Terror e religião sempre terminam em banho de sangue.

Missa da Meia-Noite
Netflix

A nova série de terror da Netflix oferece um banho de sangue  com uma pitada profunda sobre religiosidade e morte.

Em Missa da Meia-Noite, há uma cena simplesmente incrível perto do meio da minissérie da Netflix. Ela tem um personagem que, compelido por sua fé, oferece perdão a alguém mesmo que essa pessoa não tenha feito nada para merecê-lo. O efeito que isso tem nas duas pessoas envolvidas é tão maravilhosamente  bem feito e interpretado  que se torna visivelmente comovente e é facilmente um dos momentos mais bonitos da televisão nos últimos tempos. Para que tal cena chegue numa minissérie cheia de gargantas cortadas, massacre de gatos e uma contagem final de corpos na casa das centenas é um tanto surpreendente. 

Uma cena dessa totalmente religiosa não aparece muito nas produções da Netflix. É quase um milagre, por isso foi importante começar a contar sobre a Missa da Meia-Noite a partir dela.

Milagres, porém, são um dos principais momentos da Missa da Meia-Noite. A trama fala sobre os eventos cada vez mais sobrenaturais que acontecem na Ilha Crockett, uma pequena comunidade de pescadores na costa de Washington, após a chegada inesperada de um jovem padre. O Padre Paul Hill que veio como um substituto temporário para o pastor mais velho de St. Patrick, que misteriosamente adoeceu durante uma viagem à Terra Santa. Com as suas homilias animadas e o cuidado pastoral pelos habitantes da ilha, o Padre Paul traz uma nova energia revigorante à paróquia. Infelizmente, ele também traz outra coisa que o mantém trancado em um baú do tamanho de um corpo. Algo que está vivo. 
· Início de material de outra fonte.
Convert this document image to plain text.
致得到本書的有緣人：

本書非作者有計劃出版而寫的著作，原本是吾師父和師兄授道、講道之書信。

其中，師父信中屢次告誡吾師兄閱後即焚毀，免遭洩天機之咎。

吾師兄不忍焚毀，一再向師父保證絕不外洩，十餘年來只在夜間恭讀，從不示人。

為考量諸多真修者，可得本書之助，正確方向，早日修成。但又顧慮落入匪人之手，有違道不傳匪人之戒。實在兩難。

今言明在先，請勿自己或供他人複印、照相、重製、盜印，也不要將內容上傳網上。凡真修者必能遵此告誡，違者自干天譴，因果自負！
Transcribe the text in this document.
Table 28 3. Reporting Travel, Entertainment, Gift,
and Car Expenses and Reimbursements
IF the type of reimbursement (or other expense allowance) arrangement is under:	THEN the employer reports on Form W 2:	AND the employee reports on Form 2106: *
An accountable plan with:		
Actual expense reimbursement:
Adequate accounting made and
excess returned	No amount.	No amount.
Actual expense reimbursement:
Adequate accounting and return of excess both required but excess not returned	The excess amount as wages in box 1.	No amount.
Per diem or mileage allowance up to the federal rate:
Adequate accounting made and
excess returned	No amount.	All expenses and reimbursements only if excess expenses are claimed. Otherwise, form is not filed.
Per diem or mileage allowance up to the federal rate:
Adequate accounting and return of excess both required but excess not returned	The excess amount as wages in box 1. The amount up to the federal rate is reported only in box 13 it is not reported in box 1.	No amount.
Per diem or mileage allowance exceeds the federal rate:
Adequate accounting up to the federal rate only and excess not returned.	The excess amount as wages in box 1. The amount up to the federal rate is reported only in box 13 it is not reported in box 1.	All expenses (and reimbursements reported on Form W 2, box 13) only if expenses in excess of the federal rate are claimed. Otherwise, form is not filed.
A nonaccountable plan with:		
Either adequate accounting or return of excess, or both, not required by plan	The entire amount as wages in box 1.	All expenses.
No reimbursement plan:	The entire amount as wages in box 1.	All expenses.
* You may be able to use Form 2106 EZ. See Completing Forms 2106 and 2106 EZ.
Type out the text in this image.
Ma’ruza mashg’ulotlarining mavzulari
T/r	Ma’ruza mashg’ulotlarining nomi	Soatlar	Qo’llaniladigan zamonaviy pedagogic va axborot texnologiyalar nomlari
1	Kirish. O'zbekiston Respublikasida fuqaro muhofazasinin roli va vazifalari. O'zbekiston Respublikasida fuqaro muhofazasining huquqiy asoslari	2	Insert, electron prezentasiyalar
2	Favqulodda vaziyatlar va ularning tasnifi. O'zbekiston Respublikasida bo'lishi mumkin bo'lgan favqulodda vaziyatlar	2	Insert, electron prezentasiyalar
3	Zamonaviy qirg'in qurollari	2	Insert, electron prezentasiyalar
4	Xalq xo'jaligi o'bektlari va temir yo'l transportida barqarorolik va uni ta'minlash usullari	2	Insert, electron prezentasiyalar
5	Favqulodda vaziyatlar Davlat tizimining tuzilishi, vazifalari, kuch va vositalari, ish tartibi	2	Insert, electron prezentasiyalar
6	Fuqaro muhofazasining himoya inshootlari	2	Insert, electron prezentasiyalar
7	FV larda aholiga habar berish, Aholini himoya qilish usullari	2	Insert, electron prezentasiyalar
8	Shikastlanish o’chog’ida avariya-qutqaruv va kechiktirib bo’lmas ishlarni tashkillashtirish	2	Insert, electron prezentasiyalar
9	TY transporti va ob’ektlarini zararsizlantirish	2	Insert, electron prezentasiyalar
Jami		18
Quem gosta de produções do gênero, quando vê pela primeira vez essa caixa, já tem uma ideia do que esteja dentro dela.

A minissérie, no entanto, leva seu próprio e lento tempo para chegar à revelação. Em vez disso, Missa da Meia-Noite passa a maior parte de seus primeiros episódios permitindo que você conheça os residentes da Ilha. Mais especificamente, permite que você saiba o que eles pensam de Deus e da religião. E para uma pequena ilha, é uma multidão impressionantemente diversa, cobrindo a maior parte do espectro filosófico de não crente a devotos fervorosos.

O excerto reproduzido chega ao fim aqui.